Investing.com - The U.S. dollar extended losses against its Canadian counterpart on Friday, as rising oil prices and the release of strong Canadian economic reports sent the local currency broadly higher.
USD/CAD hit 1.2997 during early U.S. trade, the pair’s lowest since April 1; the pair subsequently consolidated at 1.3017, retreating 0.99%.
The pair was likely to find support at 1.3012, the low of March 31 and a five-month low and resistance at 1.3180, Thursday’s high.
Statistics Canada reported on Friday that the number of employed people increased by 40,600 in March, blowing past expectations for a 10,000 rise and following a 2,300 decline the previous month.
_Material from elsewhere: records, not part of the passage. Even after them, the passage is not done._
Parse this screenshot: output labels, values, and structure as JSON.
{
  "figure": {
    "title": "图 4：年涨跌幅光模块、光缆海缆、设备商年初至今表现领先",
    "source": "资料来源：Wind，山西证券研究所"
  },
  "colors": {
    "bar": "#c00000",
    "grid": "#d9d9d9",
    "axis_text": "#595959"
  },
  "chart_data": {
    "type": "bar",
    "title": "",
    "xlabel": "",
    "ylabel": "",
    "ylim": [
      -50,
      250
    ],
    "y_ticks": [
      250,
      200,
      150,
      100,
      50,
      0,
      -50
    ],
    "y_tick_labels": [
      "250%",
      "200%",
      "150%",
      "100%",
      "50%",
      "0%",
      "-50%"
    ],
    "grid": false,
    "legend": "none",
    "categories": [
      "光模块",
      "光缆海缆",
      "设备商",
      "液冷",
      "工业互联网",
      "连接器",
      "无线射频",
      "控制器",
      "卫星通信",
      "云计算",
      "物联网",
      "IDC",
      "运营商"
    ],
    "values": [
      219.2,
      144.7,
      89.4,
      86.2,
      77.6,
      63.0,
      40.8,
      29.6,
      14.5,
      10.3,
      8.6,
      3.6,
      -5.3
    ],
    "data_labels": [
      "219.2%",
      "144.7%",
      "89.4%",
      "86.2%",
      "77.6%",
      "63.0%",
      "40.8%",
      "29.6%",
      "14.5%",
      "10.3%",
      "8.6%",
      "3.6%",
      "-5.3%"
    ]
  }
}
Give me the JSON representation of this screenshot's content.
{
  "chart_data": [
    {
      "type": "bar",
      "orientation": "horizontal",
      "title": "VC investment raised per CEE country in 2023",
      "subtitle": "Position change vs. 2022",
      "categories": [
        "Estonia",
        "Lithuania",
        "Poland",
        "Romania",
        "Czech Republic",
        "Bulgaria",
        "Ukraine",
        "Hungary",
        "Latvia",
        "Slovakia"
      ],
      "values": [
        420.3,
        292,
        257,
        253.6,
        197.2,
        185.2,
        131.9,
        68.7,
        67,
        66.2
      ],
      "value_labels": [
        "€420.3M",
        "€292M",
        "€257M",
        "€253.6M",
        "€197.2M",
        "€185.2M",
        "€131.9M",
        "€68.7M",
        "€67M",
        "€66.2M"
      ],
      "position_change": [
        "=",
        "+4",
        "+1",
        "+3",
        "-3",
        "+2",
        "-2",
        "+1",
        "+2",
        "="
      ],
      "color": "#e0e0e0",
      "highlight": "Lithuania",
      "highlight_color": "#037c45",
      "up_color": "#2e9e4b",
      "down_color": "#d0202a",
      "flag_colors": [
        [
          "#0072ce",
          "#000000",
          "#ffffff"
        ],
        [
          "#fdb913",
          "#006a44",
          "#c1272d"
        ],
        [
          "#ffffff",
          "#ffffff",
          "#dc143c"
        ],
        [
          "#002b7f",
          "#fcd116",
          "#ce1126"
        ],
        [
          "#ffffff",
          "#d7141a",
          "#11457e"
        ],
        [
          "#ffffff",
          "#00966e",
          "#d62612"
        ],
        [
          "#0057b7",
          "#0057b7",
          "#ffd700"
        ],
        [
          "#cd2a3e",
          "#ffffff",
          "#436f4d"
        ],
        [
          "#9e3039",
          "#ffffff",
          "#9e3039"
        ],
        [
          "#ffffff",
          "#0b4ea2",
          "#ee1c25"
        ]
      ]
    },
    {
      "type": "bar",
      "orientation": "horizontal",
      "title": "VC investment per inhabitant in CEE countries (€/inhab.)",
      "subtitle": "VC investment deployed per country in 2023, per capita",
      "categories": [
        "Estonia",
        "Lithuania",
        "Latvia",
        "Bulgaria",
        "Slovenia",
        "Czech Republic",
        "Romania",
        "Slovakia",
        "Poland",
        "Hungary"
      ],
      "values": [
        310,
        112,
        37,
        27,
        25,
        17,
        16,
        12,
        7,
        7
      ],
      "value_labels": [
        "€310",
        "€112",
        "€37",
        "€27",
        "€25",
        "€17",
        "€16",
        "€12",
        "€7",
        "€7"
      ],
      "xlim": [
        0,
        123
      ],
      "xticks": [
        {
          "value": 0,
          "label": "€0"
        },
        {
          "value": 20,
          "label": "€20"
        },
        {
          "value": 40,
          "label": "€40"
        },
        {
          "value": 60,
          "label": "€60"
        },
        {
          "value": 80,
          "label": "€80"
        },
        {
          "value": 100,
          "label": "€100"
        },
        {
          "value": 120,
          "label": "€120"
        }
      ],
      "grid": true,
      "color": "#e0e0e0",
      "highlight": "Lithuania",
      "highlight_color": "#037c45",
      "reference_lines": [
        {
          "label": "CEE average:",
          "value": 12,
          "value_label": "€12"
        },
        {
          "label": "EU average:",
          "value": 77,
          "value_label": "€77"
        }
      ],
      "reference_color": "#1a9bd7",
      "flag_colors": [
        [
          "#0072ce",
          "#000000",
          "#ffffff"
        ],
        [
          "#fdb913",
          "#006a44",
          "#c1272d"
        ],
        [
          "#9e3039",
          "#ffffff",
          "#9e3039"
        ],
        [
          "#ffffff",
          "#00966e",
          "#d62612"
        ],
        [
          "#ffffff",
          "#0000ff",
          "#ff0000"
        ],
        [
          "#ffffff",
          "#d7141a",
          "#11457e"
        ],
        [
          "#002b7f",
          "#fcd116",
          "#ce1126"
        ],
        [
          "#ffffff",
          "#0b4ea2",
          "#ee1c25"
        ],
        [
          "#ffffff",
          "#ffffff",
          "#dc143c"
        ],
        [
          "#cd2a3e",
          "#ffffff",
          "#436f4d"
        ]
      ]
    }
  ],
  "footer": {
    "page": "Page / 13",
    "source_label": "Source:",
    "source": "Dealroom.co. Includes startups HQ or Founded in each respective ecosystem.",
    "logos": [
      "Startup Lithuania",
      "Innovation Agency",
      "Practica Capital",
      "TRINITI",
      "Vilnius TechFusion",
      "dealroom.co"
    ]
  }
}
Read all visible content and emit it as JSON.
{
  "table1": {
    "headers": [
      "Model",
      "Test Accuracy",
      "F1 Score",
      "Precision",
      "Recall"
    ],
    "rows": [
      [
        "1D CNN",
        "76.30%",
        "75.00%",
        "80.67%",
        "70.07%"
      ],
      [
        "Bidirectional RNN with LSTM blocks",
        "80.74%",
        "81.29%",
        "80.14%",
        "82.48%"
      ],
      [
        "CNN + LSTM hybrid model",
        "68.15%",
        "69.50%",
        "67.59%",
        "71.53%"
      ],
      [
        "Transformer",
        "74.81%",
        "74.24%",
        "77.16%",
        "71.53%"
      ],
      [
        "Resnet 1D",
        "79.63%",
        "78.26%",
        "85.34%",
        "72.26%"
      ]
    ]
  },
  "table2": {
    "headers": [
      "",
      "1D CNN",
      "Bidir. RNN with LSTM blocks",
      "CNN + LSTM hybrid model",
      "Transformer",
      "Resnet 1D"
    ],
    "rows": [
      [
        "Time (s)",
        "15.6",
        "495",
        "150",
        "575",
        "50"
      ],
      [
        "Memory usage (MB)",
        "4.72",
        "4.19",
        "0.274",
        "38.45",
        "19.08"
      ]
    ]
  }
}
The report also showed that Canada’s unemployment rate fell to 7.1% last month from 7.3% in February, confounding expectations for an unchanged reading.
Another report showed that Canada’s housing starts increased by 204,300 in March, compared to expectations for a rise of 190,000. Housing starts climbed by 219,100 in February, whose figure was revised from a previously estimated 212,600 gain.
The commodity-related Canadian dollar was also boosted as oil prices rallied on Friday, although global supply concerns continued to loom.
Meanwhile, the greenback remained under pressure after the minutes from the Fed's March policy meeting on Wednesday indicated that the central bank is unlikely to raise interest rates before June due to concerns over global economic growth.
The loonie was sharply higher against the euro, with EUR/CAD tumbled 0.92% to 1.4821.
Sentiment on the single currency remained vulnerable after senior European Central Bank officials reiterated on Thursday that they are prepared to inject more stimulus if necessary.